Tuesday, January 26, 2010
Glazed Buttermilk Cake Doughnuts
Glazed Buttermilk Cake Doughnuts - made January 24, 2010 from The Craft of Baking by Karen DeMosca and Mindy Fox
The first thing you're going to notice from the picture is that these doughnuts aren't glazed as the title would imply. I wanted to taste them without the glaze first to see how I liked them but once I did, I decided there was no point in making the glaze. These were just "okay". I actually think the first cake doughnut recipe I tried from Bread for Breakfast was better since those were crunchier on the outside. These weren't bad but if I'm going to eat fried food, it has to be spectacular to make the calories worthwhile. These didn't hit me as being in the spectacular category. I can't even put my finger on it as to why but they just weren't. In fairness to the recipe though, I've come to the conclusion that I'm just not a cake doughnut person overall. I'm not a big doughnut person to begin with and these didn't win me to a different point of view. It could be that I just prefer yeasted doughnuts more than cake doughnuts. I'll try a yeasted doughnut recipe sometime in the future but not likely in the near future as I think I've had more than my fill of doughnuts lately.
¾ cup buttermilk
1 large egg
3 large egg yolks
1/3 cup grapeseed oil (I didn't have grapeseed oil so I just used canola oil)
3 ¾ cups cake flour, plus extra for dusting
1 cup granulated sugar
2 teaspoons baking powder
½ teaspoon baking soda
1 ½ teaspoons ground cinnamon
¼ teaspoon freshly grated nutmeg
1 teaspoon kosher salt
Finely grated zest of 1 lemon
Nonstick cooking spray
2 cups confectioners’ sugar
Peanut oil, for frying
1. In a medium bowl, whisk together the buttermilk, egg, egg yolks and grapeseed oil. Sift 2 cups of the flour into another bowl and set it aside.
2. In the bowl of an electric mixer fitted with the paddle attachment, combine the remaining 1 ¾ cups flour, the granulated sugar, baking powder, baking soda, cinnamon, nutmeg, salt and lemon zest. Mix on low speed just to combine. Add the buttermilk mixture and continue mixing just until the dough comes together. Remove the bowl from the mixer, and using a spatula, gently fold in the reserved flour. The dough will be very sticky.
3. Transfer the dough to a 12 x 14-inch sheet of waxed paper. Place a second sheet of waxed paper on top, and roll out the dough between the paper to an 8 x 10-inch oval, about 3/4-inch thick. Set the dough, still between the sheets of waxed paper, on a baking sheet and freeze until it is firm enough to cut, about 30 minutes.

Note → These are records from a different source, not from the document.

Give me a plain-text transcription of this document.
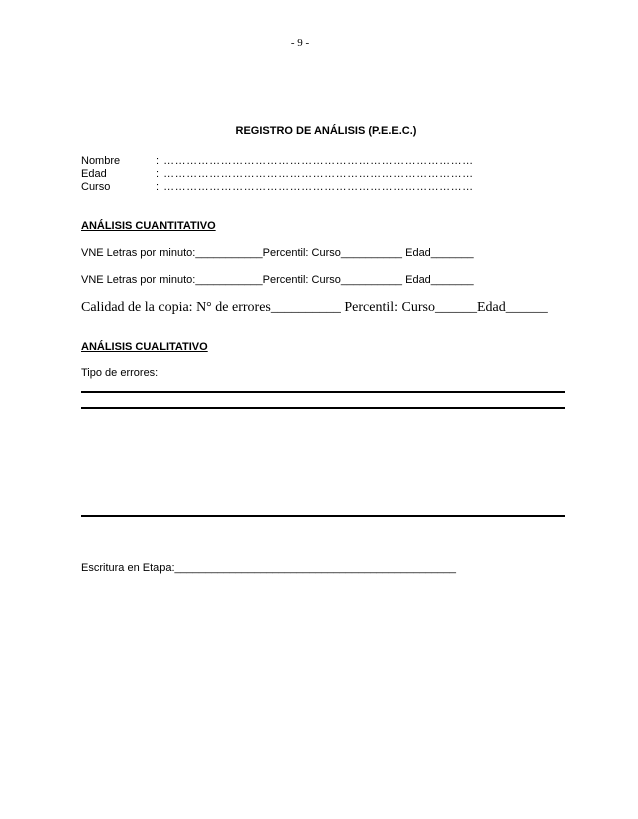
- 9 -
REGISTRO DE ANÁLISIS (P.E.E.C.)
Nombre	: ………………………………………………………………………
Edad	: ………………………………………………………………………
Curso	: ………………………………………………………………………
ANÁLISIS CUANTITATIVO
VNE Letras por minuto:___________Percentil: Curso__________ Edad_______
VNE Letras por minuto:___________Percentil: Curso__________ Edad_______
Calidad de la copia: N° de errores__________ Percentil: Curso______Edad______
ANÁLISIS CUALITATIVO
Tipo de errores:
Escritura en Etapa:______________________________________________
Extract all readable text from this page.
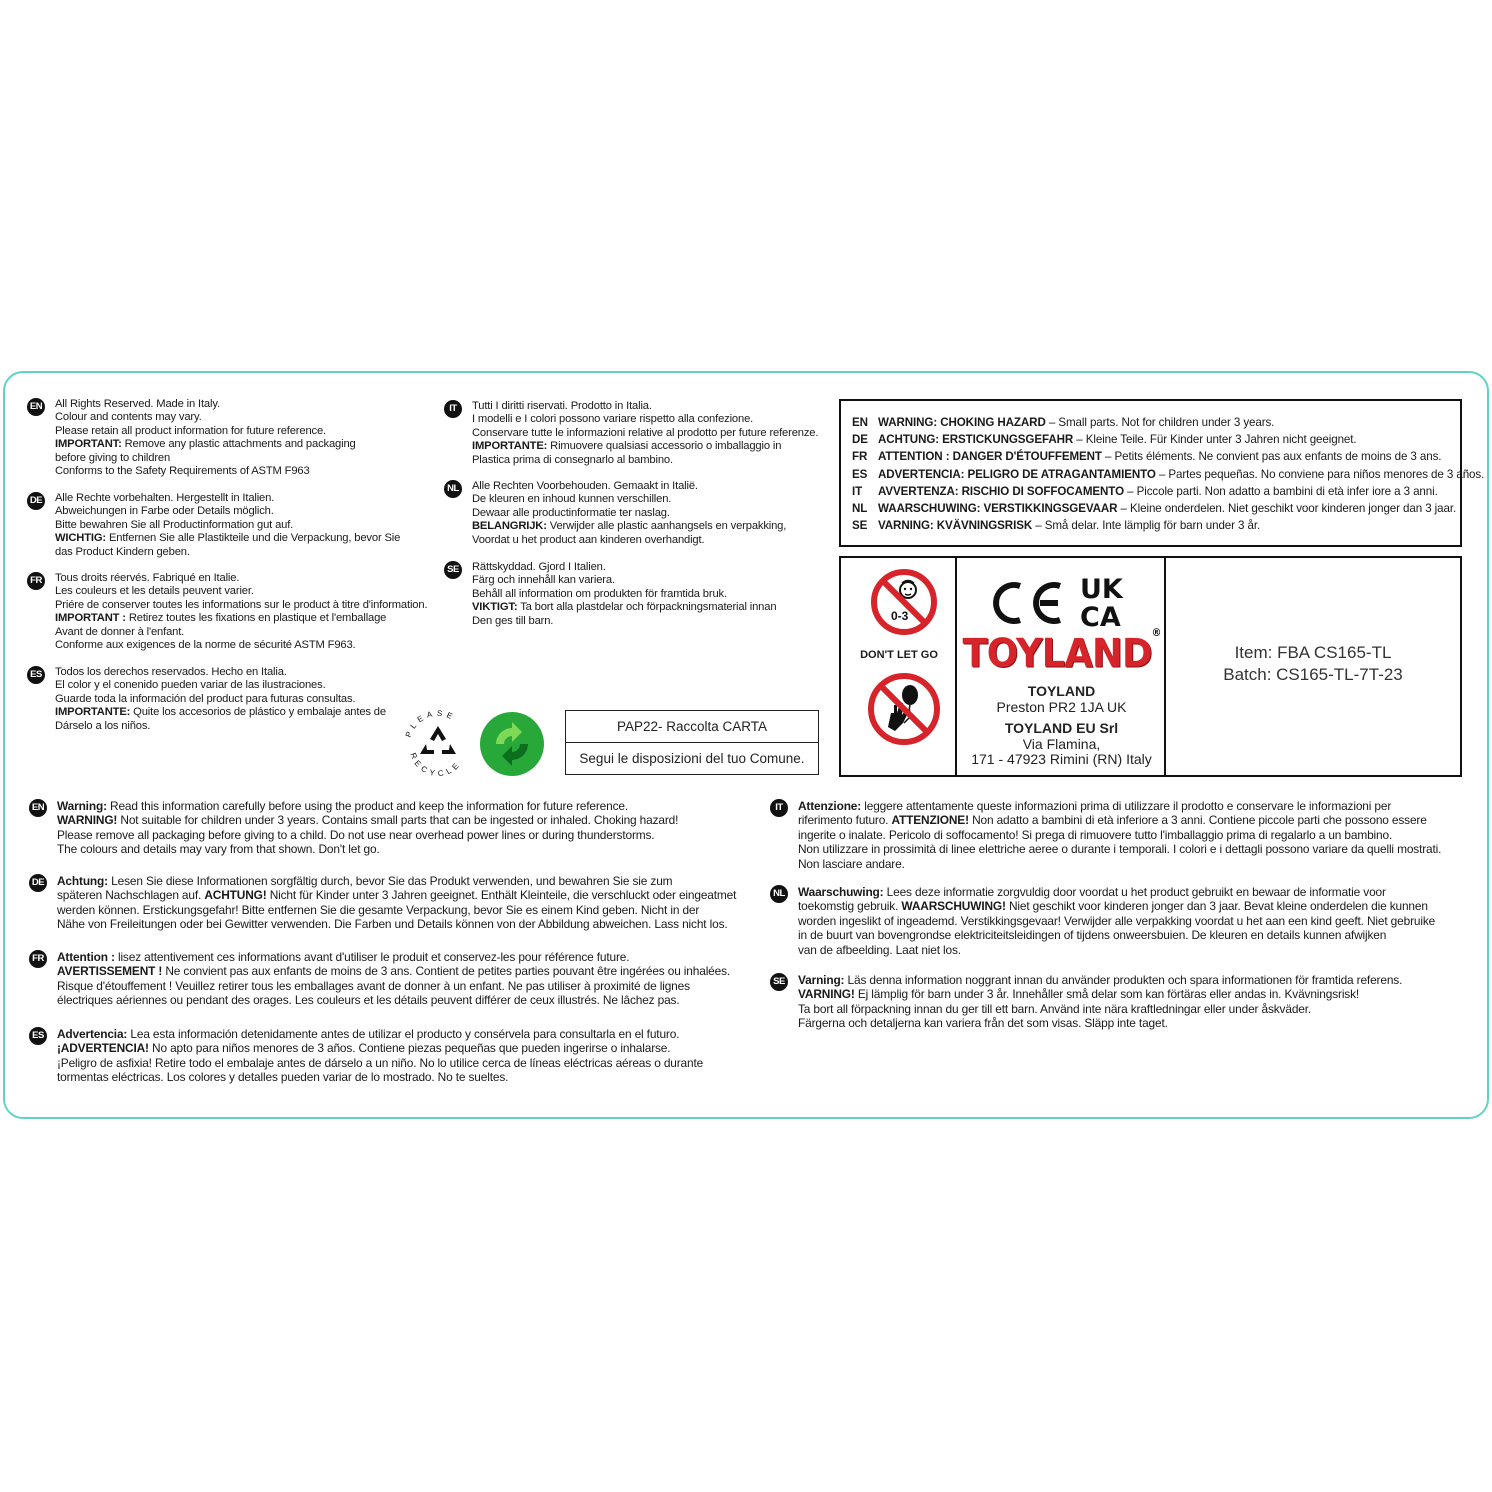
EN All Rights Reserved. Made in Italy.

Colour and contents may vary.

Please retain all product information for future reference.

IMPORTANT: Remove any plastic attachments and packaging

before giving to children

Conforms to the Safety Requirements of ASTM F963

DE Alle Rechte vorbehalten. Hergestellt in Italien.

Abweichungen in Farbe oder Details möglich.

Bitte bewahren Sie all Productinformation gut auf.

WICHTIG: Entfernen Sie alle Plastikteile und die Verpackung, bevor Sie

das Product Kindern geben.

FR Tous droits réervés. Fabriqué en Italie.

Les couleurs et les details peuvent varier.

Priére de conserver toutes les informations sur le product à titre d'information.

IMPORTANT : Retirez toutes les fixations en plastique et l'emballage

Avant de donner à l'enfant.

Conforme aux exigences de la norme de sécurité ASTM F963.

ES Todos los derechos reservados. Hecho en Italia.

El color y el conenido pueden variar de las ilustraciones.

Guarde toda la información del product para futuras consultas.

IMPORTANTE: Quite los accesorios de plástico y embalaje antes de

Dárselo a los niños.

IT	Tutti I diritti riservati. Prodotto in Italia.

I modelli e I colori possono variare rispetto alla confezione.

Conservare tutte le informazioni relative al prodotto per future referenze.

IMPORTANTE: Rimuovere qualsiasi accessorio o imballaggio in

Plastica prima di consegnarlo al bambino.

NL Alle Rechten Voorbehouden. Gemaakt in Italië.

De kleuren en inhoud kunnen verschillen.

Dewaar alle productinformatie ter naslag.

BELANGRIJK: Verwijder alle plastic aanhangsels en verpakking,

Voordat u het product aan kinderen overhandigt.

SE Rättskyddad. Gjord I Italien.

Färg och innehåll kan variera.

Behåll all information om produkten för framtida bruk.

VIKTIGT: Ta bort alla plastdelar och förpackningsmaterial innan

Den ges till barn.

EN WARNING: CHOKING HAZARD – Small parts. Not for children under 3 years.
DE ACHTUNG: ERSTICKUNGSGEFAHR – Kleine Teile. Für Kinder unter 3 Jahren nicht geeignet.
FR ATTENTION : DANGER D'ÉTOUFFEMENT – Petits éléments. Ne convient pas aux enfants de moins de 3 ans.
ES ADVERTENCIA: PELIGRO DE ATRAGANTAMIENTO – Partes pequeñas. No conviene para niños menores de 3 años.
IT AVVERTENZA: RISCHIO DI SOFFOCAMENTO – Piccole parti. Non adatto a bambini di età infer iore a 3 anni.
NL WAARSCHUWING: VERSTIKKINGSGEVAAR – Kleine onderdelen. Niet geschikt voor kinderen jonger dan 3 jaar.
SE VARNING: KVÄVNINGSRISK – Små delar. Inte lämplig för barn under 3 år.
0-3
DON'T LET GO
UK
CA
TOYLAND®
TOYLAND
Preston PR2 1JA UK
TOYLAND EU Srl
Via Flamina,
171 - 47923 Rimini (RN) Italy
Item: FBA CS165-TL
Batch: CS165-TL-7T-23
PLEASE
RECYCLE
PLEASE RECYCLE
PAP22- Raccolta CARTA
Segui le disposizioni del tuo Comune.
EN Warning: Read this information carefully before using the product and keep the information for future reference.

WARNING! Not suitable for children under 3 years. Contains small parts that can be ingested or inhaled. Choking hazard!

Please remove all packaging before giving to a child. Do not use near overhead power lines or during thunderstorms.

The colours and details may vary from that shown. Don't let go.

DE Achtung: Lesen Sie diese Informationen sorgfältig durch, bevor Sie das Produkt verwenden, und bewahren Sie sie zum

späteren Nachschlagen auf. ACHTUNG! Nicht für Kinder unter 3 Jahren geeignet. Enthält Kleinteile, die verschluckt oder eingeatmet

werden können. Erstickungsgefahr! Bitte entfernen Sie die gesamte Verpackung, bevor Sie es einem Kind geben. Nicht in der

Nähe von Freileitungen oder bei Gewitter verwenden. Die Farben und Details können von der Abbildung abweichen. Lass nicht los.

FR Attention : lisez attentivement ces informations avant d'utiliser le produit et conservez-les pour référence future.

AVERTISSEMENT ! Ne convient pas aux enfants de moins de 3 ans. Contient de petites parties pouvant être ingérées ou inhalées.

Risque d'étouffement ! Veuillez retirer tous les emballages avant de donner à un enfant. Ne pas utiliser à proximité de lignes

électriques aériennes ou pendant des orages. Les couleurs et les détails peuvent différer de ceux illustrés. Ne lâchez pas.

ES Advertencia: Lea esta información detenidamente antes de utilizar el producto y consérvela para consultarla en el futuro.

¡ADVERTENCIA! No apto para niños menores de 3 años. Contiene piezas pequeñas que pueden ingerirse o inhalarse.

¡Peligro de asfixia! Retire todo el embalaje antes de dárselo a un niño. No lo utilice cerca de líneas eléctricas aéreas o durante

tormentas eléctricas. Los colores y detalles pueden variar de lo mostrado. No te sueltes.

IT	Attenzione: leggere attentamente queste informazioni prima di utilizzare il prodotto e conservare le informazioni per

riferimento futuro. ATTENZIONE! Non adatto a bambini di età inferiore a 3 anni. Contiene piccole parti che possono essere

ingerite o inalate. Pericolo di soffocamento! Si prega di rimuovere tutto l'imballaggio prima di regalarlo a un bambino.

Non utilizzare in prossimità di linee elettriche aeree o durante i temporali. I colori e i dettagli possono variare da quelli mostrati.

Non lasciare andare.

NL Waarschuwing: Lees deze informatie zorgvuldig door voordat u het product gebruikt en bewaar de informatie voor

toekomstig gebruik. WAARSCHUWING! Niet geschikt voor kinderen jonger dan 3 jaar. Bevat kleine onderdelen die kunnen

worden ingeslikt of ingeademd. Verstikkingsgevaar! Verwijder alle verpakking voordat u het aan een kind geeft. Niet gebruike

in de buurt van bovengrondse elektriciteitsleidingen of tijdens onweersbuien. De kleuren en details kunnen afwijken

van de afbeelding. Laat niet los.

SE Varning: Läs denna information noggrant innan du använder produkten och spara informationen för framtida referens.

VARNING! Ej lämplig för barn under 3 år. Innehåller små delar som kan förtäras eller andas in. Kvävningsrisk!

Ta bort all förpackning innan du ger till ett barn. Använd inte nära kraftledningar eller under åskväder.

Färgerna och detaljerna kan variera från det som visas. Släpp inte taget.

4. Remove the dough from the freezer and remove the top sheet of waxed paper. Dust the dough with flour and replace the waxed paper. Flip the dough over; remove and discard the bottom sheet of waxed paper. Now the dough is loosened from the waxed paper and is easy to cut.
5. Lightly coat a baking sheet with nonstick cooking spray.
6. Using a floured 3-inch round cutter or inverted drinking glass, cut out doughnuts. Cut out the centers with a floured 1-inch cutter. Transfer the doughnuts to the prepared baking sheet. Re-roll the scraps and repeat to make a total of 13 doughnuts and 13 holes. Cover with plastic wrap and chill in the refrigerator for at least 30 minutes or up to 1 day (if making the dough ahead, bring it to room temperature before frying).
7. Just before frying the doughnuts and holes, prepare the glaze. In a wide, shallow bowl, whisk together the confectioners’ sugar and ¼ cup hot water.
8. In a large high-sided skillet or a wide pot, heat 2 inches of oil to 350˚F. Working in batches of 3, fry the doughnuts, carefully turning them with a wire skimmer or slotted spoon halfway through until golden brown, about 1 ½ minutes per side. Transfer the doughnuts to paper towels to drain, and then immediately dip one side of each doughnut into the glaze. Transfer them, glaze side up, to a rack set over a baking sheet, and let sit until the glaze sets, about 3 minutes.
9. Fry the doughnut holes for 1 minute per batch. Drain, dip in the glaze, and transfer to the wire rack.
10. Serve the doughnuts warm or at room temperature on the day they are fried.